Die Chancen, Whistleblower Edward Snowden doch noch als Zeugen vor den NSA-Untersuchungsausschuss nach Berlin zu holen, sind leicht gestiegen. In einem Beschluss vom 11. November hat der Bundesgerichtshof einem Antrag von Linken und Grünen stattgegeben, wonach Snowden als Zeuge vor dem Untersuchungsausschuss des Bundestages gehört werden muss. Bisher hatte die Bundesregierung den Wunsch der Opposition blockiert. Die Bundesregierung muss nun die Voraussetzungen für die Vernehmung Snowdens schaffen - beziehungsweise begründen, wenn ihr das nicht gelingen sollte.

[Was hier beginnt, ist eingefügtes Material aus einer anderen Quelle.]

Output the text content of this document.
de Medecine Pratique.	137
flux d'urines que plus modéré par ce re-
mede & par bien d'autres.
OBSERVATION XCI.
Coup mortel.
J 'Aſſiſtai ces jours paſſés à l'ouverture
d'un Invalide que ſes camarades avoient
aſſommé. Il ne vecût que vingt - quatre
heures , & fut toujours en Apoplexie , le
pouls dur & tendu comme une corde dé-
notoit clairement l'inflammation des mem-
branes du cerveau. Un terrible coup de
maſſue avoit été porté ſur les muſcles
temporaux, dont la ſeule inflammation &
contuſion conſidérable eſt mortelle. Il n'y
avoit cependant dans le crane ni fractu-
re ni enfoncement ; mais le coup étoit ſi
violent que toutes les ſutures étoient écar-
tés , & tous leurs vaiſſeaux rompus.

Der Untersuchungsausschuss wird noch einmal über Teile eines Antrags abstimmen müssen. Konkret geht es um "pass- und ausländerrechtliche Ermöglichung von Einreise und Aufenthalt sowie Zusage eines wirksamen Auslieferungsschutzes". Trotz Stimmenmehrheit kann die Bundesregierung das nicht mehr verhindern. Selbst wenn sie sich enthält, muss Snowden vorgeladen werden.

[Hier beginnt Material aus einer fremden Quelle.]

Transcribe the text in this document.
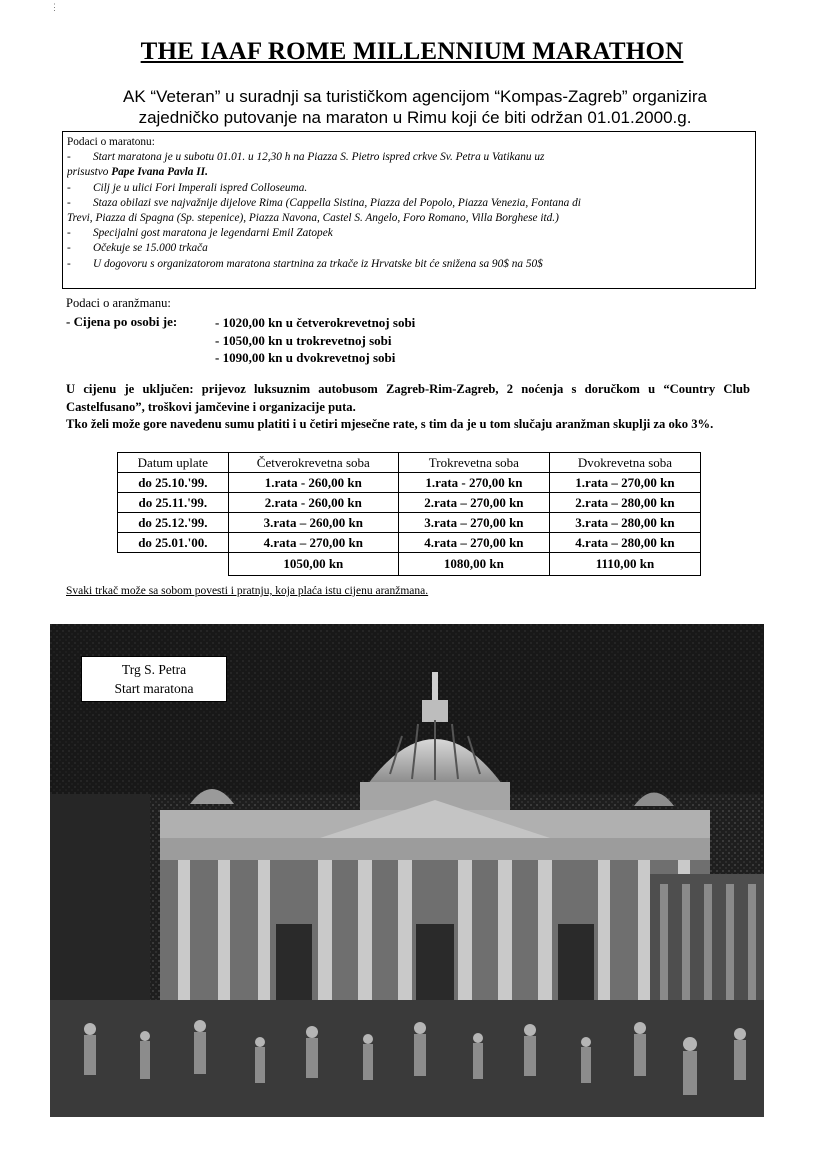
⋮
THE IAAF ROME MILLENNIUM MARATHON
AK “Veteran” u suradnji sa turističkom agencijom “Kompas-Zagreb” organizira
zajedničko putovanje na maraton u Rimu koji će biti održan 01.01.2000.g.
Podaci o maratonu:
- Start maratona je u subotu 01.01. u 12,30 h na Piazza S. Pietro ispred crkve Sv. Petra u Vatikanu uz
prisustvo Pape Ivana Pavla II.
- Cilj je u ulici Fori Imperali ispred Colloseuma.
- Staza obilazi sve najvažnije dijelove Rima (Cappella Sistina, Piazza del Popolo, Piazza Venezia, Fontana di
Trevi, Piazza di Spagna (Sp. stepenice), Piazza Navona, Castel S. Angelo, Foro Romano, Villa Borghese itd.)
- Specijalni gost maratona je legendarni Emil Zatopek
- Očekuje se 15.000 trkača
- U dogovoru s organizatorom maratona startnina za trkače iz Hrvatske bit će snižena sa 90$ na 50$
Podaci o aranžmanu:
- Cijena po osobi je:	- 1020,00 kn u četverokrevetnoj sobi
- 1050,00 kn u trokrevetnoj sobi
- 1090,00 kn u dvokrevetnoj sobi
U cijenu je uključen: prijevoz luksuznim autobusom Zagreb-Rim-Zagreb, 2 noćenja s doručkom u “Country Club Castelfusano”, troškovi jamčevine i organizacije puta.
Tko želi može gore navedenu sumu platiti i u četiri mjesečne rate, s tim da je u tom slučaju aranžman skuplji za oko 3%.
Datum uplate	Četverokrevetna soba	Trokrevetna soba	Dvokrevetna soba
do 25.10.'99.	1.rata - 260,00 kn	1.rata - 270,00 kn	1.rata – 270,00 kn
do 25.11.'99.	2.rata - 260,00 kn	2.rata – 270,00 kn	2.rata – 280,00 kn
do 25.12.'99.	3.rata – 260,00 kn	3.rata – 270,00 kn	3.rata – 280,00 kn
do 25.01.'00.	4.rata – 270,00 kn	4.rata – 270,00 kn	4.rata – 280,00 kn
	1050,00 kn	1080,00 kn	1110,00 kn
Svaki trkač može sa sobom povesti i pratnju, koja plaća istu cijenu aranžmana.
Trg S. Petra
Start maratona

Opposition scheiterte immer wieder mit Antrag

Eine mögliche Befragung des 33-jährigen Whistleblowers in Berlin sorgt schon lange für Zündstoff. Der NSA-Untersuchungsausschuss entschied bereits 2014, Snowden, der auf seiner Flucht Asyl in Russland bekam, als Zeugen zu hören. Das wurde bisher nicht umgesetzt. Grüne und Linke halten der Bundesregierung vor, eine Entscheidung dazu in die Länge zu ziehen.

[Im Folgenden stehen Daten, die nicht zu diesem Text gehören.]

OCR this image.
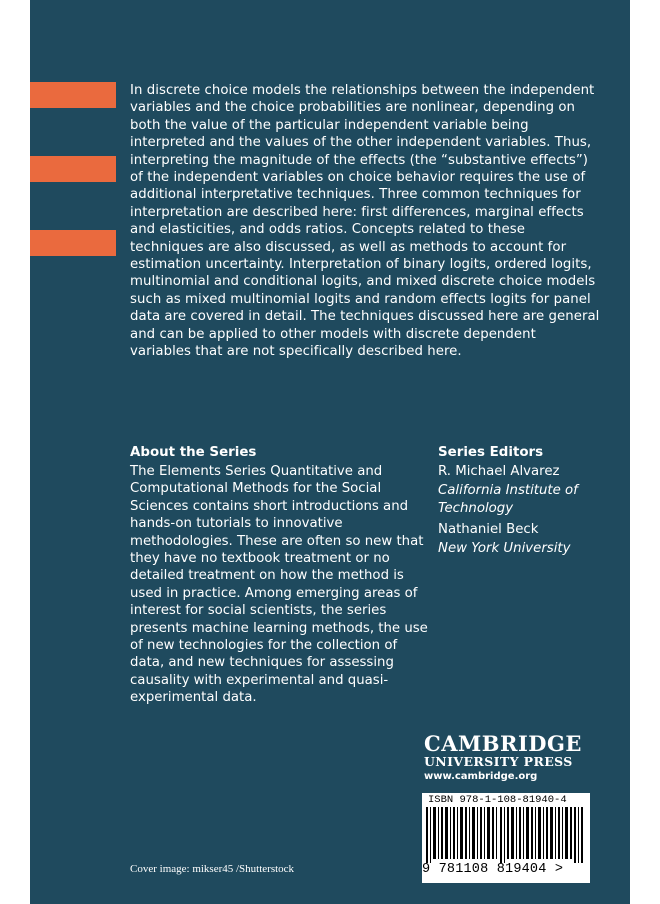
In discrete choice models the relationships between the independent variables and the choice probabilities are nonlinear, depending on both the value of the particular independent variable being interpreted and the values of the other independent variables. Thus, interpreting the magnitude of the effects (the “substantive effects”) of the independent variables on choice behavior requires the use of additional interpretative techniques. Three common techniques for interpretation are described here: first differences, marginal effects and elasticities, and odds ratios. Concepts related to these techniques are also discussed, as well as methods to account for estimation uncertainty. Interpretation of binary logits, ordered logits, multinomial and conditional logits, and mixed discrete choice models such as mixed multinomial logits and random effects logits for panel data are covered in detail. The techniques discussed here are general and can be applied to other models with discrete dependent variables that are not specifically described here.

About the Series

The Elements Series Quantitative and Computational Methods for the Social Sciences contains short introductions and hands-on tutorials to innovative methodologies. These are often so new that they have no textbook treatment or no detailed treatment on how the method is used in practice. Among emerging areas of interest for social scientists, the series presents machine learning methods, the use of new technologies for the collection of data, and new techniques for assessing causality with experimental and quasi-experimental data.

Series Editors
R. Michael Alvarez
California Institute of Technology
Nathaniel Beck
New York University
CAMBRIDGE
UNIVERSITY PRESS
www.cambridge.org
ISBN 978-1-108-81940-4
9 781108 819404 >
Cover image: mikser45 /Shutterstock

Im Dezember 2014 waren Grüne und Linke mit einem Vorstoß am Bundesverfassungsgericht gescheitert. Das oberste deutsche Gericht in Karlsruhe hatte die Klage abgelehnt und auf die Zuständigkeit des BGH verwiesen. Die Koalitionspartner Union und SPD hatten sich gegen eine Vernehmung auf deutschem Boden gestellt und waren damit den außenpolitischen Bedenken der Bundesregierung gefolgt. Diese fürchtet eine schwere Belastung der Beziehungen zu den USA, falls der frühere Geheimdienstmitarbeiter nach Deutschland kommen würde. Für Grüne und Linke ist eine Vernehmung per Video oder in Moskau dagegen nicht gleichwertig zu einer persönlichen Befragung in Berlin.

Reaktionen

"Das Urteil ist eine Blamage für die Große Koalition, die versucht hat, mit fadenscheinigen Argumenten eine ordnungsgemäße Zeugenvernehmung von Edward Snowden zu sabotieren", erklärte Konstantin von Notz, Grünen-Obmann im NSA-Untersuchungsausschuss. "Wir werden das Thema noch in dieser Sitzungswoche erneut im Ausschuss aufsetzen", erklärte von Notz mit Blick auf die Ausschusssitzung an diesem Donnerstag. "Nach diesem Urteil kommt die Bundesregierung nicht mehr umhin, sich in der Frage endlich klar zu verhalten."

Der jetzige Beschluss ist nach Ansicht von Martina Renner, Linken-Obfrau im Untersuchungsausschuss, "eine große Chance für den Bundestag, mit dem Zeugen Edward Snowden wesentliche Fragen der Überwachungspraxis der USA zu klären". Das sei lange überfällig. "Die Bundesregierung steht jetzt vor der Bewährungsprobe. Sie darf sich den Interessen der Geheimdienste nicht unterwerfen."